Kai: 2Cupskuradi8 on October 29th, 2015 02:00 pm (UTC)
PS - Even if you get a yeast infection, it's no big deal. They're usually mild. Some discharge, some itchiness. Watch your diet, eat some probiotics. If that doesn't work, they're easily treatable with home remedies such as off-the-shelf medications that are available in "every" store that has a feminine products section.
newconvert on October 31st, 2015 09:11 pm (UTC)
There are soaps specifically sold for washing menstrual cups. I tend to think they're unnecessary, but that might be one way to alleviate your concerns.
tkamockingbird on November 1st, 2015 12:06 am (UTC)
Also if you decide to use lubricant, look at the ingredients. Glycerin and others can be a culprit for yeast infections. Take a probiotic if you are concerned, but yeast infections are pretty easy to take care of.
..::bella vita::..por_que_no on November 2nd, 2015 03:49 am (UTC)
The only possible way you might actually pick up yeasties from a cup is if you had yeasties the last time you wore it and you didn't wash the cup, then you reinserted it.
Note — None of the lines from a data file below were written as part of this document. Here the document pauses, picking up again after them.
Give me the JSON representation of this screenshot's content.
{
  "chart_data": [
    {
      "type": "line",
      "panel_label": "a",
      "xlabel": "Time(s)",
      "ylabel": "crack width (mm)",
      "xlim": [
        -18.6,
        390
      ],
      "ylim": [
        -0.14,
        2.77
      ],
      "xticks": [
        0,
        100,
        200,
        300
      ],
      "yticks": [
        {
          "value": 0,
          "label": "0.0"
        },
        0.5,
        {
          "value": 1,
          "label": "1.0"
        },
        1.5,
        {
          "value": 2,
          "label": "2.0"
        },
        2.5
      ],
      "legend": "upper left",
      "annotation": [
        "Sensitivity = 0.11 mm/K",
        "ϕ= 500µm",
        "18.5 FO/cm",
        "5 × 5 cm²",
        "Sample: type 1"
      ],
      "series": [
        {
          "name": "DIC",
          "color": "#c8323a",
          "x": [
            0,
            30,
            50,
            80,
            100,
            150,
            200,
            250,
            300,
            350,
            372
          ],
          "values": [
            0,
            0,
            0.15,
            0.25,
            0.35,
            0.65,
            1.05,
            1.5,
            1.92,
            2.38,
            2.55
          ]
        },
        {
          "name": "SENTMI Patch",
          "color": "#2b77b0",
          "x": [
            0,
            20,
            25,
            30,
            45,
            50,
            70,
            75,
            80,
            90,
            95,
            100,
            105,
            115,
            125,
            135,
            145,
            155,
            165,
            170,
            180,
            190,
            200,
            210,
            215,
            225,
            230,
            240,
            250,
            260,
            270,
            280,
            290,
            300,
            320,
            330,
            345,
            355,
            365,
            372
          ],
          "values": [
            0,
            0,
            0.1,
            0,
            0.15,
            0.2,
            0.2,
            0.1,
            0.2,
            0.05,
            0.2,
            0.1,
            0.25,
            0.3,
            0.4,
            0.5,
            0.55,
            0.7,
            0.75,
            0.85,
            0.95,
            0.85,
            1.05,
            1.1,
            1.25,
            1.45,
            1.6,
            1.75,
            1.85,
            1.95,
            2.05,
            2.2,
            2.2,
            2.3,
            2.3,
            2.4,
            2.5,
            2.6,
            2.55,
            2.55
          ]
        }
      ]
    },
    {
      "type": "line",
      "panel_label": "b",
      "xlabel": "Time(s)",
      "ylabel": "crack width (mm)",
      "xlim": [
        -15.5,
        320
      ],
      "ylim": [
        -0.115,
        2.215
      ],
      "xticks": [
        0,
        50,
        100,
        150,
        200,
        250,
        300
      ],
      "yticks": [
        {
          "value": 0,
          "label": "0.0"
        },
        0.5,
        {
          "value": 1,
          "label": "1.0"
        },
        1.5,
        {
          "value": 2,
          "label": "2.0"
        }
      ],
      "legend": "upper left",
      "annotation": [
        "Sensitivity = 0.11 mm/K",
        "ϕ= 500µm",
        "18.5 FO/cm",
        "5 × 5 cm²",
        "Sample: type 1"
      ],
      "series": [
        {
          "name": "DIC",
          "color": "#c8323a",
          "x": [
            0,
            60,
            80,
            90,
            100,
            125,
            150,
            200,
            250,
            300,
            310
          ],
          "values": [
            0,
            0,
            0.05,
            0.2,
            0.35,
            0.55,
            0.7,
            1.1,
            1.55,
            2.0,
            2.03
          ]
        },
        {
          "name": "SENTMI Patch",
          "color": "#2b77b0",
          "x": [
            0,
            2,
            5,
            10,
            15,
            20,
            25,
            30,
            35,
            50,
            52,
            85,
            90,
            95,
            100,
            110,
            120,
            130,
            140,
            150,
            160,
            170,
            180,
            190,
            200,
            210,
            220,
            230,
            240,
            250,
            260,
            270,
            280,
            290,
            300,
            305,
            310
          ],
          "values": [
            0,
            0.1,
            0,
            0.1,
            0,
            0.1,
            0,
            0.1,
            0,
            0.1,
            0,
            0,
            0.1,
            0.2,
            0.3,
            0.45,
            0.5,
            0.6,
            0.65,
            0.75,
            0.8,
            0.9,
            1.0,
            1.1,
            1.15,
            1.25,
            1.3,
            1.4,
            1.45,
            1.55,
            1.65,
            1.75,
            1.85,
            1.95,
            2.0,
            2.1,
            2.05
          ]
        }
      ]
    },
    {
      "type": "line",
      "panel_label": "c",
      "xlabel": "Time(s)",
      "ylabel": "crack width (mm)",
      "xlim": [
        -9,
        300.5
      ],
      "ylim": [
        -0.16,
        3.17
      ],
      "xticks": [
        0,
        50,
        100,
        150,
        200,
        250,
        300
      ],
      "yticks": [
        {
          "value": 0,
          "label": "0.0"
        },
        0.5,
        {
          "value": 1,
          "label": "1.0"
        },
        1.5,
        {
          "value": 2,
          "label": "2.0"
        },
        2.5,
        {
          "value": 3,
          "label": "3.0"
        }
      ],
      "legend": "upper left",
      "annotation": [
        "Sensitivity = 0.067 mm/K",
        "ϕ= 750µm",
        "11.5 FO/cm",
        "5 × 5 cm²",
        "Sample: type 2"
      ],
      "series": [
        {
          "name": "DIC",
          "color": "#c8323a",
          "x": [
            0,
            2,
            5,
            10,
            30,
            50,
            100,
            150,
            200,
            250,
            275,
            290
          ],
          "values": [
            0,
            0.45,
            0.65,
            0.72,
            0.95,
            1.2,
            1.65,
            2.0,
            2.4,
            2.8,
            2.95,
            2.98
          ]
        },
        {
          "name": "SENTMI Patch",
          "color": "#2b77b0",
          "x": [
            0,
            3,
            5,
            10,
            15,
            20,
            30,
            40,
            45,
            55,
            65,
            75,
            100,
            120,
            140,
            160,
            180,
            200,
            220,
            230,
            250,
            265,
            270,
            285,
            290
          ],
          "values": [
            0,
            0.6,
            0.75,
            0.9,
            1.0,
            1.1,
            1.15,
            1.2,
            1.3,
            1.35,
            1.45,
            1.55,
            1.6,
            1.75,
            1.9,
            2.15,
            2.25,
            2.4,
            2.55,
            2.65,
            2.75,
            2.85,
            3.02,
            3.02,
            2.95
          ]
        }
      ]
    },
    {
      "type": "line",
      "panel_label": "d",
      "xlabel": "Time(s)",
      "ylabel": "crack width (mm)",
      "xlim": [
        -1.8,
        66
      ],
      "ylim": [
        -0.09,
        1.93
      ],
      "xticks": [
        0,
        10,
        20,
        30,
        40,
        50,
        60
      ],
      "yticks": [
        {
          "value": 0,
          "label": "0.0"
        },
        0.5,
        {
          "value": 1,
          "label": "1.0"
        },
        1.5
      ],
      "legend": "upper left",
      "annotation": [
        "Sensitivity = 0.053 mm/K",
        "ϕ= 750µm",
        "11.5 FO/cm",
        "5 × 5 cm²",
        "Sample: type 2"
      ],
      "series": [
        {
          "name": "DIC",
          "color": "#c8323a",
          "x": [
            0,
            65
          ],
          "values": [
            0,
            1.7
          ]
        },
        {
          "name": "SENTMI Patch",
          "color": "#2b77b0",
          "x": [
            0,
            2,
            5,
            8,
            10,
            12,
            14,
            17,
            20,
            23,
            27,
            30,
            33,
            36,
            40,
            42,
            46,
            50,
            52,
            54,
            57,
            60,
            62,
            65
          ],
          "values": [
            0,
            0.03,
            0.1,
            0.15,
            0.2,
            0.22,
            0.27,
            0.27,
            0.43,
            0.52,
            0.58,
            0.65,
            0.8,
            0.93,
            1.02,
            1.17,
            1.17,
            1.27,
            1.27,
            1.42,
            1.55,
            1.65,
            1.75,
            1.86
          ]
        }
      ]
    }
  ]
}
Similar to how a couple can pass yeasties back and forth by engaging in sexy times and not washing up adequately/waiting until said yeasties have passed. Yeah, guys can get them too...

FYI one good DIY treatment for yeasties, and probably the only reason I see to still keep tampons around, is that you can soak a tampon in lemon juice and then insert/wear it around for some hours. The acid fixes your pH down there and creates a hostile environment for the yeast. The once or twice I had to do it it worked great and particularly if you keep the juice in the fridge, the cold feels good on itchy/burny parts...
djehutys_wisdom on November 3rd, 2015 01:37 pm (UTC)
Basically, the big concern with yeast and a cup is not that it CAUSES yeast infections (silicone is pretty much inert, so it can't really alter the pH or knock the bacteria/yeast natural balance out of whack on its own)...in fact, some cup users find it helps prevent them. FYI, I've struggled a lot with yeast and BV. The magic bullet for me ended up being boric acid capsules prescribed by a smart gynocologist (I totally recommend DO gynos). I still keep some around, but I've been yeast free for YEARS now, haven't had to use a capsule for years, and I've been using cups for years. Also, OTC yeast treatments basically don't work for me, so I understand the hassle factor...

Don't use soap on a menstrual cup, use a specially formulated cup wash. Most soaps contain perfumes or dyes that are very hard to rinse off completely, and I for one am VERY sensitive to those, and very prone to reactions (such as yeast) from it. I favor Lunette wash the most, though I will use Diva wash in a pinch. (I have to order Lunette wash whereas I can buy Divawash at most health food stores). Also, it really helps with the smell if your cup gets stinky (and they can, depending on your internal chemistry).

If you do happen to get a yeast infection while you are using your cup, washing it might not do the trick. I asked Lunette about this, and what they told me to do (and it works as far as I can tell) is to boil the cup for 20 minutes straight. You can only do this with a silicone cup, obviously (so not a MeLuna, which is Thermoplastic Elastomer, or a Keeper, which is a natural latex rubber). Boiling for that long is tricky because you have to keep the water level in the pot over the cup while it's trying to evaporate, but its quite doable.